Reputation: 338
I am training an image recognition algorithm (TesorFlow 1.15, Python 3.7.7) with 200 training images and 40 test images. Each image has dimensions of 4000 x 3000 pixels, so they are each quite large. I am training the following algorithm (SSD Mobilenet V1):
model {
ssd {
num_classes: 1
box_coder {
faster_rcnn_box_coder {
y_scale: 10.0
x_scale: 10.0
height_scale: 5.0
width_scale: 5.0
}
}
matcher {
argmax_matcher {
matched_threshold: 0.5
unmatched_threshold: 0.5
ignore_thresholds: false
negatives_lower_than_unmatched: true
force_match_for_each_row: true
}
}
similarity_calculator {
iou_similarity {
}
}
anchor_generator {
ssd_anchor_generator {
num_layers: 6
min_scale: 0.2
max_scale: 0.95
aspect_ratios: 1.0
aspect_ratios: 2.0
aspect_ratios: 0.5
aspect_ratios: 3.0
aspect_ratios: 0.3333
}
}
image_resizer {
fixed_shape_resizer {
height: 300
width: 300
}
}
box_predictor {
convolutional_box_predictor {
min_depth: 0
max_depth: 0
num_layers_before_predictor: 0
use_dropout: false
dropout_keep_probability: 0.8
kernel_size: 1
box_code_size: 4
apply_sigmoid_to_scores: false
conv_hyperparams {
activation: RELU_6,
regularizer {
l2_regularizer {
weight: 0.00004
}
}
initializer {
truncated_normal_initializer {
stddev: 0.03
mean: 0.0
}
}
batch_norm {
train: true,
scale: true,
center: true,
decay: 0.9997,
epsilon: 0.001,
}
}
}
}
feature_extractor {
type: 'ssd_mobilenet_v1'
min_depth: 16
depth_multiplier: 1.0
conv_hyperparams {
activation: RELU_6,
regularizer {
l2_regularizer {
weight: 0.00004
}
}
initializer {
truncated_normal_initializer {
stddev: 0.03
mean: 0.0
}
}
batch_norm {
train: true,
scale: true,
center: true,
decay: 0.9997,
epsilon: 0.001,
}
}
}
loss {
classification_loss {
weighted_sigmoid {
}
}
localization_loss {
weighted_smooth_l1 {
}
}
hard_example_miner {
num_hard_examples: 3000
iou_threshold: 0.99
loss_type: CLASSIFICATION
max_negatives_per_positive: 3
min_negatives_per_image: 0
}
classification_weight: 1.0
localization_weight: 1.0
}
normalize_loss_by_num_matches: true
post_processing {
batch_non_max_suppression {
score_threshold: 1e-8
iou_threshold: 0.6
max_detections_per_class: 100
max_total_detections: 100
}
score_converter: SIGMOID
}
}
}
train_config: {
batch_size: 3
optimizer {
rms_prop_optimizer: {
learning_rate: {
exponential_decay_learning_rate {
initial_learning_rate: 0.004
decay_steps: 800720
decay_factor: 0.95
}
}
momentum_optimizer_value: 0.9
decay: 0.9
epsilon: 1.0
}
}
fine_tune_checkpoint: "ssd_mobilenet_v1_coco_2018_01_28/model.ckpt"

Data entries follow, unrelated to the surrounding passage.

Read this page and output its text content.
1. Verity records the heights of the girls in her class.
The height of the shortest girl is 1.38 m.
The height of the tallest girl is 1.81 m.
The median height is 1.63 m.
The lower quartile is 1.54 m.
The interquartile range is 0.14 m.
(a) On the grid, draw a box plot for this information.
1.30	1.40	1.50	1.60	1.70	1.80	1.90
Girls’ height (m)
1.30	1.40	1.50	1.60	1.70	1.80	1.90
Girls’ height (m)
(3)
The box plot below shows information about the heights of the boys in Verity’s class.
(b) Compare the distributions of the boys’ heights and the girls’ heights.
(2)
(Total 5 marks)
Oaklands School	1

from_detection_checkpoint: true
# Note: The below line limits the training process to 200K steps, which we
# empirically found to be sufficient enough to train the pets dataset. This
# effectively bypasses the learning rate schedule (the learning rate will
# never decay). Remove the below line to train indefinitely.
num_steps: 200000
data_augmentation_options {
random_horizontal_flip {
}
}
data_augmentation_options {
ssd_random_crop {
}
}
}
train_input_reader: {
tf_record_input_reader {
input_path: "data/train.record"
}
label_map_path: "data/object-detection.pbtxt"
}
eval_config: {
num_examples: 40
# Note: The below line limits the evaluation process to 10 evaluations.
# Remove the below line to evaluate indefinitely.
max_evals: 10
}
eval_input_reader: {
tf_record_input_reader {
input_path: "data/test.record"
}
label_map_path: "training/object-detection.pbtxt"
shuffle: false
num_readers: 1
}
Modified classes include:
I do not wish for my images to be downsized, because I have a lot of labeled data that would be outside the bounds of the:
fixed_shape_resizer {
height: 300
width: 300
dimensions. Do I need to eliminate this? I'm new to TensorFlow and do not have much experience with these things, so any info would be helpful.
Upvotes: 0
Views: 319
Reputation: 430
First of all, SSD needs to be fixed shape (same width as height). This is because of its configuration as a neural network with fully connected layers.
So you have to resize anyway. But I can see why you don't want to resize too much because of loss of information. I think in theory it's possible to train on such large images, but in practice it's not really. Training takes images in batches and loads them into memory. With sizes like those, you would probably run out of memory. Besides that, it would take way longer to train too.
So that's why resizing is used a lot. So there is two possible ways to go. Resize to a smaller size (you could try larger than 300x300 of course, but larger than 640x640 is not very realistic). But you could also split each image up into for example 4 images, where you train the model on these splits. This way, you lose less information. But it will take more time to train because of a larger dataset, which is good in some ways too. This would probably be the best way to go.
Upvotes: 1